Marsh was inspired to write her essay by a class she took with Arizona State University Regents Professor of English Devoney Looser, whose own scholarship on Austen includes 10 published books, multiple published essays and a series of online courses.

“To my mind, Jane Austen is one of the greatest novelists — if not the greatest novelist — writing in English,” Looser said. “Her novels aren’t just readable. They are almost endlessly re-readable. I’ve been reading them for more than 40 years, and teaching them for almost 30 years, and I haven’t gotten tired of them yet!”

For Marsh, that passion played a major role in her choice to attend ASU’s graduate English program.

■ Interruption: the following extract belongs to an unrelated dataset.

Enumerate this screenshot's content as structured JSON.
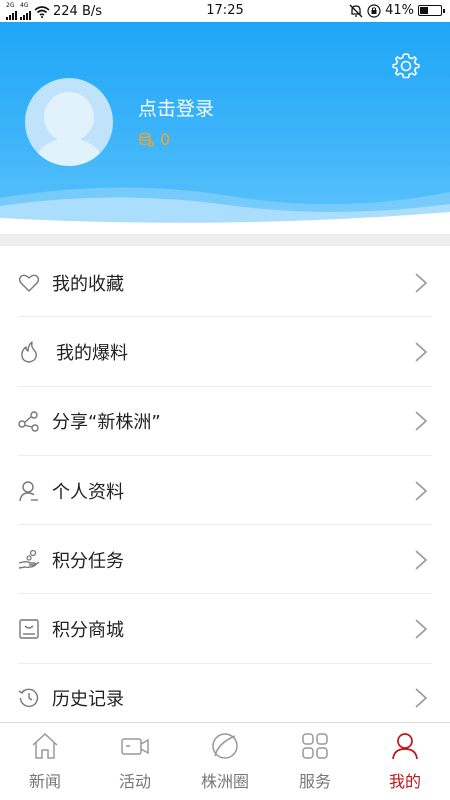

“I came to ASU for Professor Looser,” Marsh said. “She was my driving force in applying to the online program. I was so impressed with who she is and what she represents in terms of academia and Jane Austen studies, and I was very excited to take a class from her. She is a foremost authority on Jane Austen on the West Coast in my eyes. Her class was by far one of my favorites.”

Assignments under Looser were uniquely challenging and engaging for Marsh, asking her to approach the material in ways she hadn’t considered before, such as taking one single word from “Sense and Sensibility” and writing an essay on it.

“Linne wrote an exceptionally polished and well-researched paper on how the word ‘melancholy’ is used in Austen’s 'Sense and Sensibility,'” Looser said. “The assignment asks the student to trace historical changes in words and meanings through the Oxford English Dictionary. Linne turned in a sensitive, beautifully written and historically informed close reading of Austen’s first published novel.”

After the class concluded, Marsh took inventory of the work she had produced. Reaching out to Looser, Marsh asked for guidance in repurposing some of her essays for publication. Looser advised her to dig deeper and suggested she look into JASNA’s assigned theme for its annual essay contest.

“I was thrilled when Linne decided to write a new paper to enter the contest and then asked for advice on how to make her draft stronger,” Looser said. “I advised her to narrow her subject and refine her argument, then pointed her to the winning essays from previous years to consult them as models. Her next draft brought the work forward in a way that was absolutely stunning. I knew then that she had a real shot at recognition.”

In her essay, Marsh analyzes Austen’s treatment of Lydia, from "Pride and Prejudice," and Marianne, from "Sense and Sensibility" — two teenage girls whose literary marriages were very different.

“Lydia makes a lot of mistakes,” Marsh said. “She’s young, and I feel like she gets judged heavily. She didn’t experience much growth by the end of the novel. Marianne is a very dynamic character who is also a teenager but experiences growth, and for that, she is rewarded with her happily ever after.”

JASNA, founded in 1979 by three Jane Austen enthusiasts, boasts an international membership of more than 5,000 “Janeites” today.

This November, several hundred of them, including Marsh, will converge for the Annual General Meeting in Colorado, wherein speakers and presentations will expound on this year’s Austen-inspired theme — Pride and Prejudice: A Rocky Romance.

Marsh’s goal now is to continue teaching English composition as a full-time professor at Utah Tech University and eventually get her PhD.

“We’ll see if that pans out for me,” Marsh said. “Not yet. The beauty is that I get to work towards becoming a full-time faculty member and teach. I can just focus on my composition classes.”